Il cammino verso centrali più sostenibili

Generalmente le centrali di teleriscaldamento sono formate da impianti di cogenerazione, cioè che danno vita a elettricità e calore sfruttando la medesima fonte di energia. La produzione combinata, a paragone di quella separata delle medesime quantità di energia elettrica e calore, determina un risparmio economico che deriva dal consumo minore di combustibile e dalla riduzione dell’impatto ambientale per via delle emissioni inferiori. La strada verso una effettiva decarbonizzazione, tuttavia, passa da un utilizzo maggiore delle fonti rinnovabili che al momento, complice anche il fatto che alcune delle centrali più grandi presenti in Italia sono state realizzate diversi anni fa, alimentano gli impianti solo in maniera marginale. E anche con le biomasse la termovalorizzazione dei rifiuti e il calore di scarto proveniente dai processi industriali non va meglio, visto quanto si ricava dai dati ufficiali di GSE sulle fonti principali di alimentazione del teleriscaldamento.
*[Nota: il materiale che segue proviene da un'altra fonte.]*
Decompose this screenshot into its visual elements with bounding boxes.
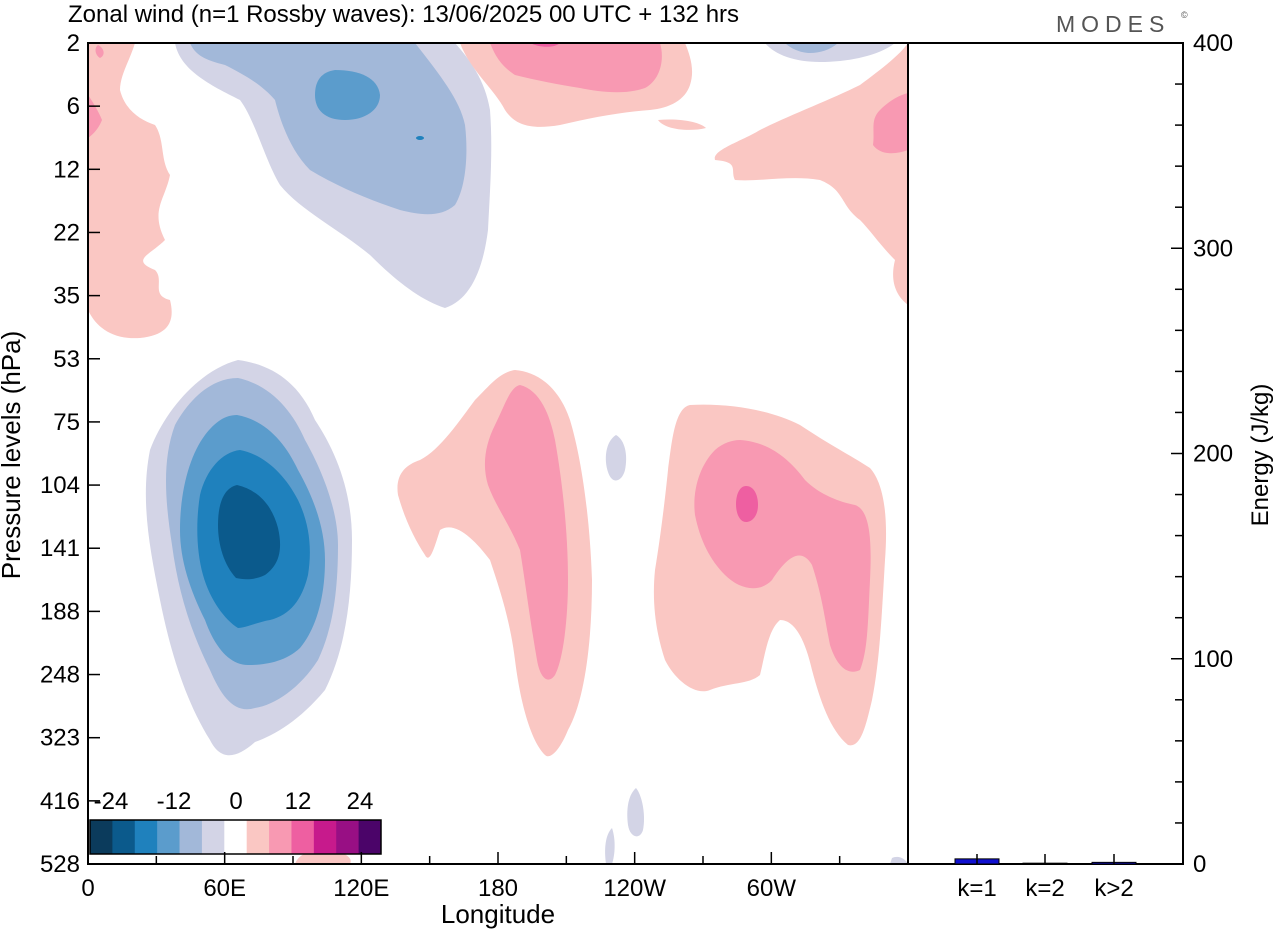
contour-pos-left-strip-top bbox=[95, 45, 104, 58]
y-tick-label: 528 bbox=[40, 851, 80, 878]
colorbar-label: 12 bbox=[285, 788, 312, 815]
brand-mark: © bbox=[1181, 10, 1188, 20]
x-tick-label: 0 bbox=[81, 875, 94, 902]
colorbar-swatch bbox=[90, 820, 113, 854]
colorbar-swatches bbox=[90, 820, 382, 854]
y-tick-label: 53 bbox=[53, 346, 80, 373]
x-tick-label: 120E bbox=[333, 875, 389, 902]
energy-bar-chart: k=1 k=2 k>2 0 100 200 300 400 Energy (J/kg) bbox=[907, 30, 1274, 902]
contour-pos-upper-mid-tail bbox=[658, 119, 706, 130]
x-tick-label: 60W bbox=[747, 875, 797, 902]
brand-logo: MODES bbox=[1056, 11, 1170, 37]
energy-x-axis: k=1 k=2 k>2 bbox=[957, 854, 1134, 902]
energy-x-tick-label: k=2 bbox=[1025, 875, 1064, 902]
x-tick-label: 60E bbox=[203, 875, 246, 902]
contour-neg-upper-right-level2 bbox=[785, 43, 838, 53]
colorbar-swatch bbox=[246, 820, 270, 854]
colorbar-swatch bbox=[157, 820, 181, 854]
colorbar-labels: -24 -12 0 12 24 bbox=[94, 788, 374, 815]
y-tick-label: 323 bbox=[40, 725, 80, 752]
energy-y-tick-label: 200 bbox=[1193, 441, 1233, 468]
contour-pos-left-strip bbox=[88, 43, 172, 339]
y-tick-label: 104 bbox=[40, 472, 80, 499]
colorbar: -24 -12 0 12 24 bbox=[89, 788, 382, 855]
y-axis: 2 6 12 22 35 53 75 104 141 188 248 323 416 528 bbox=[40, 30, 100, 878]
contour-neg-small-3 bbox=[605, 828, 615, 864]
x-axis-label: Longitude bbox=[441, 899, 555, 929]
contour-neg-upper-spot bbox=[416, 136, 424, 140]
energy-plot-frame bbox=[907, 42, 1184, 865]
contour-neg-upper-level3 bbox=[315, 70, 380, 120]
colorbar-swatch bbox=[112, 820, 136, 854]
energy-axis-label: Energy (J/kg) bbox=[1247, 384, 1274, 527]
contour-pos-upper-mid-level2 bbox=[490, 43, 662, 93]
x-tick-label: 180 bbox=[478, 875, 518, 902]
energy-y-tick-label: 400 bbox=[1193, 30, 1233, 57]
x-axis: 0 60E 120E 180 120W 60W bbox=[81, 852, 841, 902]
y-tick-label: 2 bbox=[67, 30, 80, 57]
colorbar-swatch bbox=[269, 820, 292, 854]
energy-x-tick-label: k=1 bbox=[957, 875, 996, 902]
y-axis-label: Pressure levels (hPa) bbox=[0, 331, 26, 580]
y-tick-label: 22 bbox=[53, 219, 80, 246]
y-tick-label: 188 bbox=[40, 598, 80, 625]
colorbar-frame bbox=[89, 819, 382, 855]
colorbar-swatch bbox=[291, 820, 315, 854]
contour-plot bbox=[88, 43, 908, 864]
contour-pos-upper-right-level1 bbox=[714, 43, 908, 305]
y-tick-label: 6 bbox=[67, 93, 80, 120]
contour-pos-mid-level2 bbox=[484, 385, 568, 680]
contour-neg-small-4 bbox=[890, 856, 908, 864]
colorbar-label: 0 bbox=[229, 788, 242, 815]
y-tick-label: 35 bbox=[53, 283, 80, 310]
contour-neg-upper-level2 bbox=[190, 43, 467, 215]
contour-pos-right-level3 bbox=[736, 486, 758, 522]
energy-x-tick-label: k>2 bbox=[1094, 875, 1133, 902]
colorbar-swatch bbox=[358, 820, 382, 854]
y-tick-label: 141 bbox=[40, 535, 80, 562]
energy-y-tick-label: 300 bbox=[1193, 235, 1233, 262]
colorbar-label: 24 bbox=[347, 788, 374, 815]
y-tick-label: 248 bbox=[40, 662, 80, 689]
x-tick-label: 120W bbox=[603, 875, 666, 902]
colorbar-swatch bbox=[201, 820, 225, 854]
colorbar-swatch bbox=[224, 820, 248, 854]
colorbar-label: -12 bbox=[157, 788, 192, 815]
y-tick-label: 75 bbox=[53, 409, 80, 436]
contour-neg-small-2 bbox=[627, 788, 645, 837]
contour-neg-lower-level5 bbox=[218, 485, 281, 580]
energy-y-tick-label: 100 bbox=[1193, 646, 1233, 673]
main-axes: 0 60E 120E 180 120W 60W 2 6 12 22 35 53 75 104 141 188… bbox=[0, 30, 909, 929]
colorbar-swatch bbox=[134, 820, 158, 854]
y-tick-label: 416 bbox=[40, 788, 80, 815]
colorbar-swatch bbox=[336, 820, 360, 854]
y-tick-label: 12 bbox=[53, 156, 80, 183]
contour-neg-small-1 bbox=[605, 435, 627, 481]
chart-title: Zonal wind (n=1 Rossby waves): 13/06/202… bbox=[68, 1, 739, 28]
energy-y-tick-label: 0 bbox=[1193, 851, 1206, 878]
contour-pos-upper-right-level2 bbox=[873, 93, 908, 154]
energy-y-axis: 0 100 200 300 400 bbox=[1171, 30, 1233, 878]
colorbar-swatch bbox=[179, 820, 203, 854]
colorbar-swatch bbox=[313, 820, 337, 854]
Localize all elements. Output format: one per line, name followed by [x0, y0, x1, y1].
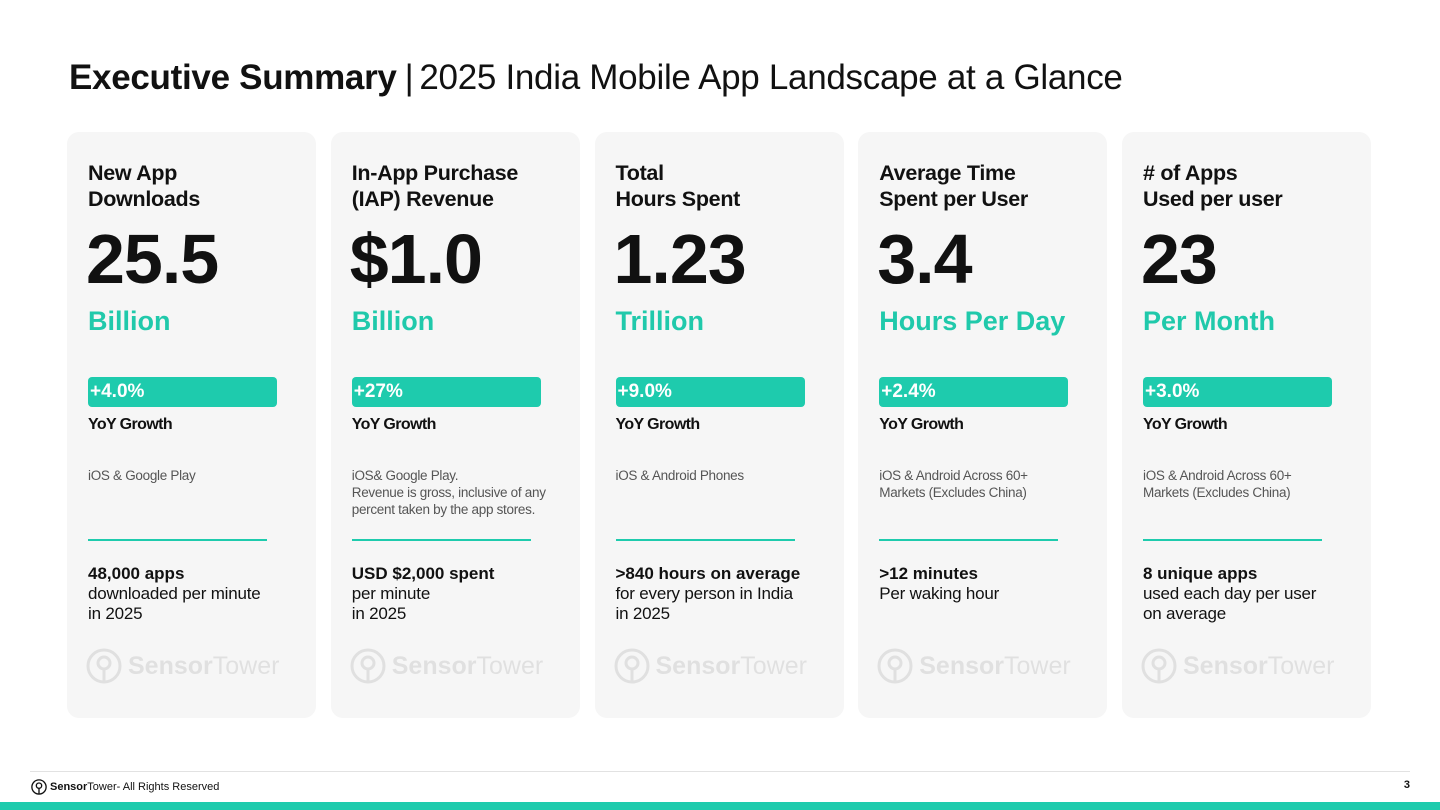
card-value: $1.0: [349, 220, 483, 298]
card-source-note: iOS & Android Across 60+ Markets (Exclud…: [879, 468, 1028, 500]
watermark: SensorTower: [86, 646, 279, 686]
card-detail-text: per minute in 2025: [351, 584, 431, 623]
card-detail-text: downloaded per minute in 2025: [88, 584, 261, 623]
card-value: 23: [1141, 220, 1218, 298]
card-detail: >840 hours on average for every person i…: [616, 564, 841, 624]
card-value: 3.4: [877, 220, 972, 298]
page-title-main: Executive Summary: [69, 58, 397, 97]
card-detail-text: used each day per user on average: [1143, 584, 1317, 623]
card-detail-highlight: USD $2,000 spent: [351, 564, 495, 583]
growth-value: +9.0%: [617, 381, 672, 402]
sensor-tower-logo-icon: [86, 648, 122, 684]
card-detail-highlight: >12 minutes: [879, 564, 978, 583]
card-detail-highlight: 8 unique apps: [1143, 564, 1258, 583]
card-divider: [88, 539, 267, 541]
footer-brand-bold: Sensor: [50, 781, 88, 793]
watermark-brand-regular: Tower: [212, 651, 280, 680]
card-unit: Billion: [88, 306, 171, 336]
kpi-card-time-per-user: Average Time Spent per User 3.4 Hours Pe…: [858, 132, 1108, 718]
card-divider: [1143, 539, 1322, 541]
growth-label: YoY Growth: [615, 416, 701, 433]
page-number: 3: [1403, 779, 1410, 791]
watermark-text: SensorTower: [656, 652, 807, 681]
watermark-brand-bold: Sensor: [1183, 651, 1268, 680]
watermark-text: SensorTower: [919, 652, 1070, 681]
card-title: Total Hours Spent: [615, 161, 741, 211]
card-unit: Hours Per Day: [879, 306, 1066, 336]
card-detail-highlight: >840 hours on average: [615, 564, 801, 583]
card-source-note: iOS & Android Across 60+ Markets (Exclud…: [1143, 468, 1292, 500]
footer-divider: [30, 771, 1410, 772]
watermark-text: SensorTower: [128, 652, 279, 681]
card-detail: 48,000 apps downloaded per minute in 202…: [88, 564, 313, 624]
footer-brand-regular: Tower: [87, 781, 117, 793]
watermark-brand-bold: Sensor: [655, 651, 741, 680]
card-unit: Billion: [351, 306, 435, 336]
card-source-note: iOS & Android Phones: [615, 468, 745, 483]
footer: SensorTower - All Rights Reserved: [31, 778, 219, 796]
sensor-tower-logo-icon: [1141, 648, 1177, 684]
watermark-brand-regular: Tower: [1004, 651, 1071, 680]
growth-value: +2.4%: [881, 381, 936, 402]
growth-badge: +4.0%: [88, 377, 277, 407]
card-detail: 8 unique apps used each day per user on …: [1143, 564, 1368, 624]
footer-rights: - All Rights Reserved: [116, 781, 220, 793]
card-title: In-App Purchase (IAP) Revenue: [351, 161, 519, 211]
card-detail-highlight: 48,000 apps: [88, 564, 185, 583]
watermark-brand-bold: Sensor: [391, 651, 477, 680]
kpi-card-hours-spent: Total Hours Spent 1.23 Trillion +9.0% Yo…: [594, 132, 844, 718]
watermark-text: SensorTower: [392, 652, 543, 681]
growth-label: YoY Growth: [351, 416, 437, 433]
card-title: New App Downloads: [88, 161, 200, 211]
page-title-subtitle: 2025 India Mobile App Landscape at a Gla…: [419, 58, 1123, 97]
card-source-note: iOS & Google Play: [88, 468, 196, 483]
card-unit: Per Month: [1143, 306, 1275, 336]
watermark: SensorTower: [877, 646, 1071, 686]
card-divider: [615, 539, 795, 541]
card-detail: USD $2,000 spent per minute in 2025: [352, 564, 577, 624]
growth-value: +3.0%: [1145, 381, 1200, 402]
watermark-brand-bold: Sensor: [128, 651, 213, 680]
kpi-card-iap-revenue: In-App Purchase (IAP) Revenue $1.0 Billi…: [330, 132, 580, 718]
growth-label: YoY Growth: [879, 416, 964, 433]
watermark-brand-regular: Tower: [740, 651, 807, 680]
kpi-card-downloads: New App Downloads 25.5 Billion +4.0% YoY…: [67, 132, 316, 718]
growth-badge: +27%: [351, 377, 541, 407]
sensor-tower-logo-icon: [31, 779, 47, 795]
card-source-note: iOS& Google Play. Revenue is gross, incl…: [351, 468, 546, 517]
watermark: SensorTower: [350, 646, 543, 686]
card-divider: [351, 539, 531, 541]
sensor-tower-logo-icon: [614, 648, 649, 684]
card-unit: Trillion: [615, 306, 705, 336]
watermark: SensorTower: [614, 646, 807, 686]
growth-badge: +2.4%: [879, 377, 1069, 407]
growth-badge: +9.0%: [615, 377, 805, 407]
bottom-accent-bar: [0, 802, 1440, 810]
card-detail-text: Per waking hour: [879, 584, 1000, 603]
watermark-brand-bold: Sensor: [919, 651, 1005, 680]
card-detail-text: for every person in India in 2025: [615, 584, 794, 623]
card-title: # of Apps Used per user: [1143, 161, 1283, 211]
watermark-brand-regular: Tower: [1267, 651, 1335, 680]
growth-label: YoY Growth: [88, 416, 173, 433]
sensor-tower-logo-icon: [350, 648, 386, 684]
growth-label: YoY Growth: [1143, 416, 1228, 433]
growth-badge: +3.0%: [1143, 377, 1332, 407]
watermark: SensorTower: [1141, 646, 1334, 686]
page-title: Executive Summary | 2025 India Mobile App …: [69, 58, 1123, 98]
growth-value: +4.0%: [90, 381, 145, 402]
sensor-tower-logo-icon: [877, 648, 913, 684]
kpi-cards: New App Downloads 25.5 Billion +4.0% YoY…: [67, 132, 1371, 718]
kpi-card-apps-per-user: # of Apps Used per user 23 Per Month +3.…: [1122, 132, 1371, 718]
card-detail: >12 minutes Per waking hour: [879, 564, 1104, 604]
page-title-separator: |: [404, 58, 414, 97]
card-value: 25.5: [86, 220, 219, 298]
footer-brand: SensorTower: [50, 781, 117, 793]
card-title: Average Time Spent per User: [879, 161, 1028, 211]
card-value: 1.23: [613, 220, 747, 298]
watermark-text: SensorTower: [1183, 652, 1334, 681]
growth-value: +27%: [353, 381, 403, 402]
card-divider: [879, 539, 1059, 541]
watermark-brand-regular: Tower: [476, 651, 544, 680]
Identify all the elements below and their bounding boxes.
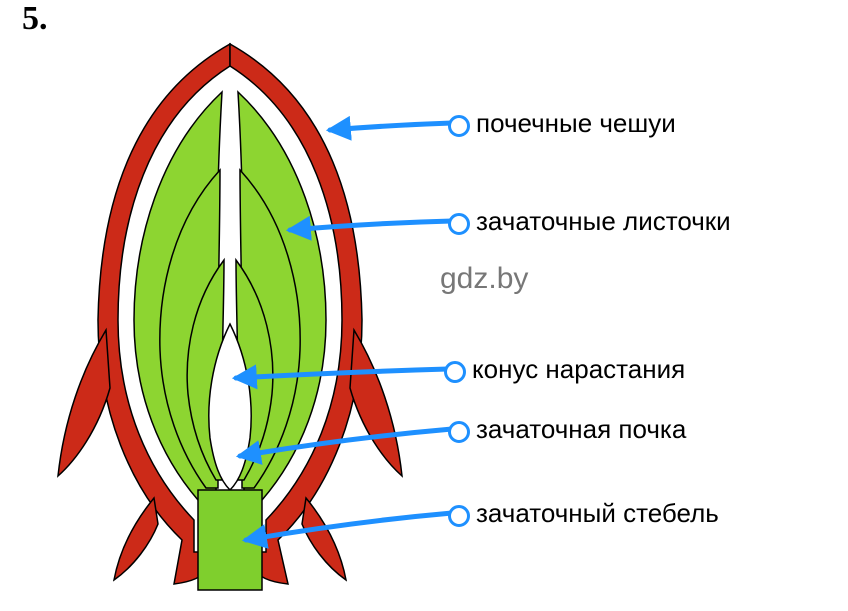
callout-stem: зачаточный стебель [476,498,719,529]
label-marker [448,213,470,235]
label-marker [448,115,470,137]
callout-cone: конус нарастания [472,354,685,385]
diagram-stage: 5. почечные чешуизачаточные листочкикону… [0,0,848,611]
label-marker [448,421,470,443]
pointer-arrow [246,513,452,540]
callout-leaves: зачаточные листочки [476,206,731,237]
arrows-layer [0,0,848,611]
pointer-arrow [236,369,448,378]
callout-scales: почечные чешуи [476,108,676,139]
watermark-text: gdz.by [440,262,528,296]
pointer-arrow [290,221,452,230]
label-marker [444,361,466,383]
label-marker [448,505,470,527]
pointer-arrow [330,123,452,130]
callout-bud: зачаточная почка [476,414,686,445]
pointer-arrow [240,429,452,456]
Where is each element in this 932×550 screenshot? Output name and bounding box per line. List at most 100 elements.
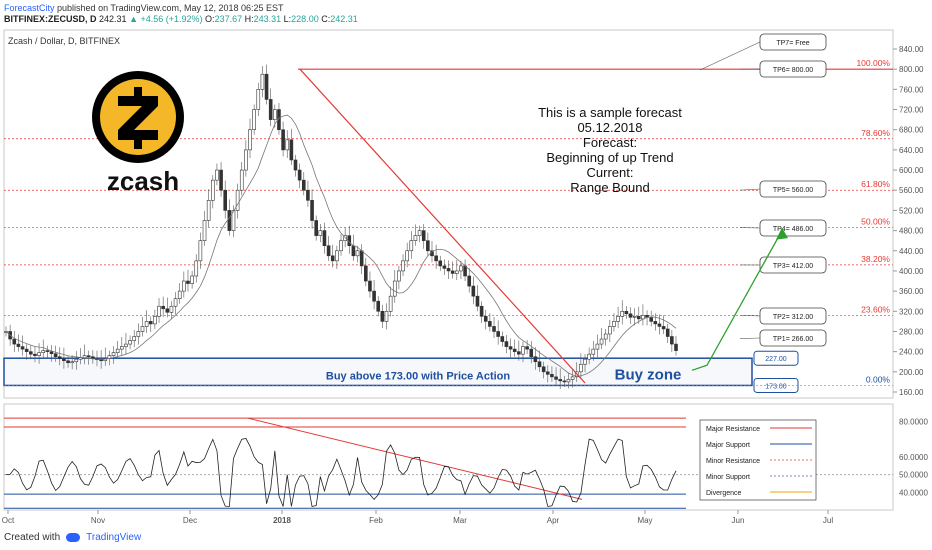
candle-body xyxy=(467,275,472,287)
candle-body xyxy=(442,265,447,269)
zone-tag-label: 227.00 xyxy=(765,356,787,363)
candle-body xyxy=(372,290,376,302)
time-tick-label: Oct xyxy=(2,516,15,525)
candle-body xyxy=(190,275,194,284)
candle-body xyxy=(310,200,314,221)
target-label: TP6= 800.00 xyxy=(773,67,813,74)
candle-body xyxy=(512,348,517,352)
projection-arrowhead xyxy=(776,227,788,240)
candle-body xyxy=(413,235,418,241)
candle-body xyxy=(455,270,459,274)
candle-body xyxy=(339,240,343,252)
osc-tick-label: 40.0000 xyxy=(899,488,928,497)
low-value: 228.00 xyxy=(291,14,319,24)
created-with: Created with xyxy=(4,532,61,543)
candle-body xyxy=(182,280,186,292)
candle-body xyxy=(665,328,670,337)
candle-body xyxy=(318,230,323,236)
time-tick-label: Feb xyxy=(369,516,383,525)
time-tick-label: 2018 xyxy=(273,516,291,525)
time-tick-label: May xyxy=(637,516,652,525)
candle-body xyxy=(148,321,153,325)
candle-body xyxy=(74,358,79,363)
candle-body xyxy=(595,343,600,350)
downtrend-line xyxy=(299,68,586,384)
candle-body xyxy=(351,245,356,257)
candle-body xyxy=(273,109,277,120)
price-tick-label: 320.00 xyxy=(899,307,924,316)
candle-body xyxy=(459,265,463,272)
candle-body xyxy=(252,109,256,131)
close-value: 242.31 xyxy=(330,14,358,24)
target-box xyxy=(759,33,827,51)
candle-body xyxy=(554,376,558,380)
candle-body xyxy=(111,352,116,356)
candle-body xyxy=(570,376,575,380)
candle-body xyxy=(103,358,108,362)
candle-body xyxy=(124,343,128,347)
candle-body xyxy=(335,250,339,262)
oscillator-pane xyxy=(3,403,894,511)
candle-body xyxy=(591,348,596,355)
candle-body xyxy=(483,316,488,322)
time-tick-label: Jun xyxy=(732,516,745,525)
candle-body xyxy=(364,265,368,282)
candle-body xyxy=(169,305,174,313)
target-label: TP4= 486.00 xyxy=(773,226,813,233)
footer: Created with TradingView xyxy=(4,532,141,543)
candle-body xyxy=(120,346,124,350)
legend-label: Major Resistance xyxy=(706,426,760,433)
fib-label: 23.60% xyxy=(861,304,890,314)
time-tick-label: Nov xyxy=(91,516,105,525)
candle-body xyxy=(326,245,331,257)
target-pointer xyxy=(739,337,761,339)
candle-body xyxy=(16,343,21,347)
candle-body xyxy=(388,295,393,312)
target-label: TP5= 560.00 xyxy=(773,187,813,194)
candle-body xyxy=(657,323,662,327)
candle-body xyxy=(20,346,25,350)
candle-body xyxy=(177,290,182,299)
publisher-link[interactable]: ForecastCity xyxy=(4,3,55,13)
candle-body xyxy=(471,285,476,297)
forecast-text-line: Beginning of up Trend xyxy=(546,150,673,165)
zone-tag-label: 173.00 xyxy=(765,383,787,390)
time-tick-label: Mar xyxy=(453,516,467,525)
candle-body xyxy=(500,336,505,342)
price-tick-label: 240.00 xyxy=(899,348,924,357)
candle-body xyxy=(24,348,29,352)
candle-body xyxy=(12,338,17,345)
target-label: TP2= 312.00 xyxy=(773,314,813,321)
candle-body xyxy=(541,366,546,373)
forecast-text-line: Forecast: xyxy=(583,135,637,150)
candle-body xyxy=(29,351,33,355)
candle-body xyxy=(368,280,372,292)
candle-body xyxy=(579,363,583,373)
candle-body xyxy=(285,139,290,151)
price-tick-label: 600.00 xyxy=(899,166,924,175)
candle-body xyxy=(463,265,467,277)
price-tick-label: 480.00 xyxy=(899,227,924,236)
legend-label: Minor Resistance xyxy=(706,458,760,465)
candle-body xyxy=(479,305,484,317)
candle-body xyxy=(603,333,608,340)
forecast-text-line: Current: xyxy=(587,165,634,180)
candle-body xyxy=(376,300,381,312)
candle-body xyxy=(231,210,236,231)
tradingview-brand[interactable]: TradingView xyxy=(86,532,142,543)
candle-body xyxy=(260,73,265,90)
legend-label: Divergence xyxy=(706,490,742,497)
candle-body xyxy=(562,380,567,383)
candle-body xyxy=(66,360,70,364)
target-label: TP1= 266.00 xyxy=(773,336,813,343)
candle-body xyxy=(587,353,591,360)
target-box xyxy=(759,256,827,274)
candle-body xyxy=(297,169,302,181)
candle-body xyxy=(359,250,364,267)
buy-instruction: Buy above 173.00 with Price Action xyxy=(326,370,510,382)
open-label: O: xyxy=(205,14,215,24)
candle-body xyxy=(62,358,66,362)
candle-body xyxy=(612,321,616,327)
candle-body xyxy=(293,159,298,171)
candle-body xyxy=(206,200,211,221)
Un aiuto potrebbe arrivare dai fondi del PNRR che destina 200 milioni di euro «per finanziare progetti relativi alla costruzione di nuove reti o all’estensione di reti di teleriscaldamento esistenti, in termini di clienti riforniti, ivi compresi gli impianti per la loro alimentazione. A tal riguardo è data priorità allo sviluppo del teleriscaldamento efficiente, ovvero quello basato sulla distribuzione di calore generato da fonti rinnovabili, da calore di scarto o cogenerato in impianti ad alto rendimento».

I reali vantaggi del teleriscaldamento

Quanto detto finora non deve gettare ombre sul teleriscaldamento che, comunque, porta dei vantaggi indubbi negli impianti condominiali, che sono i principali intestatari di questo sistema. Anzitutto i costi associati all’acquisto e alla manutenzione delle caldaie tradizionali, nonché quelli che si riferiscono alla predisposizione di appositi vani tecnici e di canne fumarie, vengono meno. Inoltre, si assiste all’azzeramento di rischi connessi a incendi, esplosioni o intossicazione da fumi. Il che significa che quando, infine, l’uso delle fonti alternative rispetto a quelle fossili diventerà preminente, il risparmio in teoria dovrebbe pesare anche in bolletta. Cosa che finora non si è verificata, e ben prima dello scoppio della guerra in Ucraina. In molte città servite dal teleriscaldamento, a partire dall’inizio del 2021 i rincari sono stati pari se non superiori a quelli di chi ha in casa la classica caldaia a gas. A Torino, per esempio, dal primo trimestre 2021 all’agosto scorso le tariffe sono passate da 0,072 euro a kWh a 0,189 euro, con una crescita di 2,6 volte. A parziale compensazione dei rincari, è stato introdotto da Iren (che serve, oltre al comune di Torino, quelli di Beinasco, Collegno, Genova, Grugliasco, Moncalieri, Nichelino, Parma, Piacenza, Reggio Emilia e Rivoli) un bonus rivolto a una platea con ISEE non superiore a 12 mila euro o non superiore a 20 mila, qualora i beneficiari abbiano almeno 4 figli a carico. Si tratta di rimedi tampone, nell’attesa che il teleriscaldamento diventi più efficiente, più green e più economico di quanto sia stato fino a oggi.